Other Examples regarding women:

In the U.S. Congress women are still the minority
Women hold 65, or 12 percent, of the 535 seats in the 106th U.S. Congress.

Good News!!!

Washington has the highest percentage (40%) of female legislators.
Web source: http://falcon.nji.com/~vera/

Other Examples regarding ethnic minorities:

In the Criminal Justice System, Caucasians dominate positions of power, while minorities dominate numbers of those incarcerated.

Black males have a 29% chance of serving time in prison at some point in their lives; white males have a 4% chance.

Black Males in the U.S. are incarcerated at more than four times the rate of black males in South Africa -- 3,822 per 100,000 versus 851 per 100,000. Web Source: http://www.sproject.com/test/brief/1035.htm

Other things to consider

The same lack of representation exists in financial institutions, community leadership positions and in the military.

History and Education is still dominated by that of the ideal image (Caucasian, male, heterosexuals)

Economic Power

It takes money to control institutions

Resources are limited by `lack of money’

It perpetuates the "Myth of Scarcity," which is used to pit people against one another. (The myth of scarcity scares people into believing they will lose access to the few resources there are!)

"Myth of Scarcity" Stories:

Resources are limited and the poor use too much of what little there is

Immigration must be stopped because they will take our jobs, ruin our schools (which are already struggling economically) and destroy the few neighborhoods that are good to live in.

Economic Power ensures Control of Institutions in the following ways:

It takes money to run for office –only those rich or with affluent connections can succeed.

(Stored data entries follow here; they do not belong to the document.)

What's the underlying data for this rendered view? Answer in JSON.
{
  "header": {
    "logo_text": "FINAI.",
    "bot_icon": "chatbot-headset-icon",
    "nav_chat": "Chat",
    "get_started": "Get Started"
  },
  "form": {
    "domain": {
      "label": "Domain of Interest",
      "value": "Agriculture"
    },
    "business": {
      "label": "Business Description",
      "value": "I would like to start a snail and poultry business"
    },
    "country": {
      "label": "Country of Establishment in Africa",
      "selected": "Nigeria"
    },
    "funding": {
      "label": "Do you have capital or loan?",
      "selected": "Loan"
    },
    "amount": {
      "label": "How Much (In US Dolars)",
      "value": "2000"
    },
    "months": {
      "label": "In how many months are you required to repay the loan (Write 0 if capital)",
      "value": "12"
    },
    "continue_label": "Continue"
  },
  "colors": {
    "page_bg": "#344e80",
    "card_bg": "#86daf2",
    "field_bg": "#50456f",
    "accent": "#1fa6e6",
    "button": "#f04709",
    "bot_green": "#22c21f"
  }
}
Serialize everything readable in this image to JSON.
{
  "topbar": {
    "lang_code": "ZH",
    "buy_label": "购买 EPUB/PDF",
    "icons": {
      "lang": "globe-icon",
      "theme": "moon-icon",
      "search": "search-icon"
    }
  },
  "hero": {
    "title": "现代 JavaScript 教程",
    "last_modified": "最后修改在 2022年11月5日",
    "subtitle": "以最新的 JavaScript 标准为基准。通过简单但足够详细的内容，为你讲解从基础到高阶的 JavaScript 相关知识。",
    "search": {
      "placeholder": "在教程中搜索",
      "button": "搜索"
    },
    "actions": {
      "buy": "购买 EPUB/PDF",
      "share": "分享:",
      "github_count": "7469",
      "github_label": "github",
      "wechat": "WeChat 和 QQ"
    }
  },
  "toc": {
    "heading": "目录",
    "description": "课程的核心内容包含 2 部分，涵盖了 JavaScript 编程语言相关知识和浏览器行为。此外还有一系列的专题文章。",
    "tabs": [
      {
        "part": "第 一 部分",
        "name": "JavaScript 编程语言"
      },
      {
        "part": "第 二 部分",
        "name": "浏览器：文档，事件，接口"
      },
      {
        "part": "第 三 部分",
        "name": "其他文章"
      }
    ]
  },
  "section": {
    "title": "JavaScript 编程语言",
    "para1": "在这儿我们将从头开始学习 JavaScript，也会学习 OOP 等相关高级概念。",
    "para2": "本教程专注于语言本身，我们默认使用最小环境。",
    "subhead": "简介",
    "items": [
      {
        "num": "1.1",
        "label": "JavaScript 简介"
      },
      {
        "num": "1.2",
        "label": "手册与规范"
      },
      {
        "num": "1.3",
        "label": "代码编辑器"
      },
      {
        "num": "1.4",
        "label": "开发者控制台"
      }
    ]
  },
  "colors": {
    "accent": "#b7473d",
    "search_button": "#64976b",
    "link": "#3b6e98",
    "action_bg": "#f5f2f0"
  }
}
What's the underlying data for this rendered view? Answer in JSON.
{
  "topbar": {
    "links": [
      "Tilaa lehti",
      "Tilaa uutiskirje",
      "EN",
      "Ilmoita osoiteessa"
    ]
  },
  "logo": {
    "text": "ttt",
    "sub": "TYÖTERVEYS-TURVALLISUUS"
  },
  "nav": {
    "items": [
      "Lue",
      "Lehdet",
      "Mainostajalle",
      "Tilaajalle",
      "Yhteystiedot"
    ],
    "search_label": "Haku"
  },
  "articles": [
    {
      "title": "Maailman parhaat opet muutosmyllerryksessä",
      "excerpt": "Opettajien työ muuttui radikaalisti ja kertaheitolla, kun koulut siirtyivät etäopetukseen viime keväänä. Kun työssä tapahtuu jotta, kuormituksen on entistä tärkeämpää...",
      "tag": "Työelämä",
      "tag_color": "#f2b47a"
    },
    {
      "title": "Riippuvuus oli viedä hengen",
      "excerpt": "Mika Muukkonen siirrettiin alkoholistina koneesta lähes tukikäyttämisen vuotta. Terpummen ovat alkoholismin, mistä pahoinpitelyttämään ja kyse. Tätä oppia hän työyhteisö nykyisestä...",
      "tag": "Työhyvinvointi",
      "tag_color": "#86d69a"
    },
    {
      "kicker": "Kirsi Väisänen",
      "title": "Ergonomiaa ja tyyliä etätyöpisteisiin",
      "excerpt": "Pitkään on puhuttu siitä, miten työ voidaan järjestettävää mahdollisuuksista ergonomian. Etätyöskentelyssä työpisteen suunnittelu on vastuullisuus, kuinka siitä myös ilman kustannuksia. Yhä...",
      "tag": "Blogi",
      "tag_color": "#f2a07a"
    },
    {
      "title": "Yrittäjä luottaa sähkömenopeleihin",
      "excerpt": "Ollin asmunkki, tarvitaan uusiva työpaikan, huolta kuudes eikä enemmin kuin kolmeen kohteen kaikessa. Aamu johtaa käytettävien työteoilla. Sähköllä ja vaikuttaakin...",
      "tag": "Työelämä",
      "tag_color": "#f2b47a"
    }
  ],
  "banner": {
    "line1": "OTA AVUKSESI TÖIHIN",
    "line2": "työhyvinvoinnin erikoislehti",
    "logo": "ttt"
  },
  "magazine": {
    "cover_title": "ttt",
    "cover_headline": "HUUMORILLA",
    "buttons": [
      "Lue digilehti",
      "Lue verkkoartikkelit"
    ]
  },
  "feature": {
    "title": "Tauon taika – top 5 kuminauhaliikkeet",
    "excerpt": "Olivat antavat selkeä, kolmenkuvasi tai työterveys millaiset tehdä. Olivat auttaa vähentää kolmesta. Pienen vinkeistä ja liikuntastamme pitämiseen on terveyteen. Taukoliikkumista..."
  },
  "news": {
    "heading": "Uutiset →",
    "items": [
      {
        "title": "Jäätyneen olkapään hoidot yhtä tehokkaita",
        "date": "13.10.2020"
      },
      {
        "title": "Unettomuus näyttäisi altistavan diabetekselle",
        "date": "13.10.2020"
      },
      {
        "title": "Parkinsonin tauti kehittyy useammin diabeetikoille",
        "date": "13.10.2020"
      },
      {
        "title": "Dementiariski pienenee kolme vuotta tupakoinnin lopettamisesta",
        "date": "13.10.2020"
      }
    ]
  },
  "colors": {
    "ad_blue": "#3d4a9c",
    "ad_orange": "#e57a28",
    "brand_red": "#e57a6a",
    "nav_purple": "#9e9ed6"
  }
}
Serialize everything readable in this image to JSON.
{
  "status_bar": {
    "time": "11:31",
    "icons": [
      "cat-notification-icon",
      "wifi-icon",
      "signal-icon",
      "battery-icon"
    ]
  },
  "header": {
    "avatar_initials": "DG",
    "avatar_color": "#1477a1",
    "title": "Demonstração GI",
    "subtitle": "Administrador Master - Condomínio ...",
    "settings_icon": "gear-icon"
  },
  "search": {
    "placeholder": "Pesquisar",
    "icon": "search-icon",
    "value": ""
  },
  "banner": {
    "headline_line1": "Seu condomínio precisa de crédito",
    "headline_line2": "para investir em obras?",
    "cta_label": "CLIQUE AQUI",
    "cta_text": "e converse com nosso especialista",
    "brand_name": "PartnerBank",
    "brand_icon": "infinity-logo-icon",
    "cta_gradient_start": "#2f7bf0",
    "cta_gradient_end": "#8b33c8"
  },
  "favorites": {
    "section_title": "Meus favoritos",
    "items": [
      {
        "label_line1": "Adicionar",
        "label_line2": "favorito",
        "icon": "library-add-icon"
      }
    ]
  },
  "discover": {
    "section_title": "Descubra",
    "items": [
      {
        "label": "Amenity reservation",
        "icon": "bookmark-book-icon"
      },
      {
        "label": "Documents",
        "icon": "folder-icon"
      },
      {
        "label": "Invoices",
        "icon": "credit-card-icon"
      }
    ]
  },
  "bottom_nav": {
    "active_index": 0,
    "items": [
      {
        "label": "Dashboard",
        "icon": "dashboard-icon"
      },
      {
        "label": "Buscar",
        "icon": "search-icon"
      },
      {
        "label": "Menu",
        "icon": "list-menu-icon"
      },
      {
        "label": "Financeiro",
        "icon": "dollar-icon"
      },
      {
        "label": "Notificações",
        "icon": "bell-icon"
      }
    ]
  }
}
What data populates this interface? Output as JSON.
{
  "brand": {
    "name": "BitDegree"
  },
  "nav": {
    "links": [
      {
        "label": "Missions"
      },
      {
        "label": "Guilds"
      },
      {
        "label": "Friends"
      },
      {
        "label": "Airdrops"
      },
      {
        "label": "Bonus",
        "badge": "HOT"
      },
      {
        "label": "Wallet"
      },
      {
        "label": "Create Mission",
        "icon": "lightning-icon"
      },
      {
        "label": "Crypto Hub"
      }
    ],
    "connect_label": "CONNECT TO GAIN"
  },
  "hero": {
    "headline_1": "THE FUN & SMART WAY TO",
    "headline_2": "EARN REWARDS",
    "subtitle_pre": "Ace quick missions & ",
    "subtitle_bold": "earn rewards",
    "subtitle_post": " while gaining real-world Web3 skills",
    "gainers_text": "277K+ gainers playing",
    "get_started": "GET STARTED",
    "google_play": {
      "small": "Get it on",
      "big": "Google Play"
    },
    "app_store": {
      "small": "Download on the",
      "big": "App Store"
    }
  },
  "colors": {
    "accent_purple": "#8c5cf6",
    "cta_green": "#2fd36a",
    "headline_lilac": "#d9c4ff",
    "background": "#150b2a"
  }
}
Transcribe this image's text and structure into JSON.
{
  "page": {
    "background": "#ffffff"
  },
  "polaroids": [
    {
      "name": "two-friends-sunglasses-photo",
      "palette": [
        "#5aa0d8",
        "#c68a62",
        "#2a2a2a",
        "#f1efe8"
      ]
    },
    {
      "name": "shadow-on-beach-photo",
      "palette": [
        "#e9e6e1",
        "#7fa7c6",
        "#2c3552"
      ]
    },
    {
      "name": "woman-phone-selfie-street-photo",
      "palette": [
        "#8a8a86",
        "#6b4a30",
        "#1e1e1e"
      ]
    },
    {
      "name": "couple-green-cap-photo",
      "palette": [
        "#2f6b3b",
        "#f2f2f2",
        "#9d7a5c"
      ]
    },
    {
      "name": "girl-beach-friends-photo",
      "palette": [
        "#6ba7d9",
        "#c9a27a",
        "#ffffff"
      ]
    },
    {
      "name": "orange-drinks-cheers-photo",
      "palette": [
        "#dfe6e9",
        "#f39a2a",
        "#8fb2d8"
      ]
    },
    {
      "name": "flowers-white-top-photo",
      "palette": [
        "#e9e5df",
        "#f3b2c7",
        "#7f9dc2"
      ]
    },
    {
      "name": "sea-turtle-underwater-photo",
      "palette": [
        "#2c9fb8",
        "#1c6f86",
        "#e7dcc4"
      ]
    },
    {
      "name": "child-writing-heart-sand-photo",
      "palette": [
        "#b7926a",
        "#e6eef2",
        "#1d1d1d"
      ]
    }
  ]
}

Crimes involving property are dealt with more severely than crimes against people

Schools in poor neighborhoods are judged by the same standards as affluent schools and penalized, despite the fact that those with more access to money, have more resources and more chance of success

Tools of Oppression

Threat of Violence
Lack of Prior Claim
The Other
Stereotyping & Blaming the Victim
Isolation &Tokenism

"Threat of Violence"

Native Populations (decimation of native groups in the Westward expansion)

Gay Populations (As late as 1996 21 men and women were slain in the U.S. because of their sexual orientation, ROBIN McDOWELL
The Associated Press) The most recent killing was university student Mathew Shepard in Wyoming

From 1983 to 1991, the number of domestic violence reports received increased by almost 117%. (NYS Division of Criminal Justice Services, 1983 and 1991)

Lack of Prior Claim

If you weren’t there when the original document was written or when the organization was founded, (for instance the Constitution), then you have no claim to inclusion.

Examples of movements for inclusion are: Suffrage Movement, Civil Rights Movement, Countless Native Protests

Labels of Exclusion like "The Other"

They are:
Those who are lacking somehow, in comparison to the norm

Those seen as abnormal, deviant, inferior, marginalized, not "right," even if they are the majority

Those who are seen but not seen or "invisible." These include under-represented groups in the media, historical texts or educational contexts


Over generalizing
Not seeing individual difference
Negative name calling
Expecting people of color to speak for their whole racial group
OR Assuming without checking facts

Stereotyping can lead to:

Internalization of negative beliefs
Blaming the Victim (Welfare people are lazy etc…)

Isolation & Tokenism

Occurs when:

Victims of Oppression are isolated (such as in the past when women were afraid to report rape or incest, for fear of being seen as promiscuous or asking for it)

Those that succeed are used to put down others who don’t succeed (Example: Model Minority)

Tokens are in a double bind --such as in the 50’s, Blacks in congress had to both cater to their cultural community and the Caucasian majority they worked with. They faced hostility and isolation from both

Overall, Tactics of Oppression include:

Keeping a focus on Individual achievement which keeps groups from organizing

Putting an emphasis on individual solutions, which keeps movements from beginning

Group Discussion:

What would it take for you to stand up for an issue in the way Civil Rights Leaders did in the 1960’s? Have you ever felt that strongly about injustice? What was it about?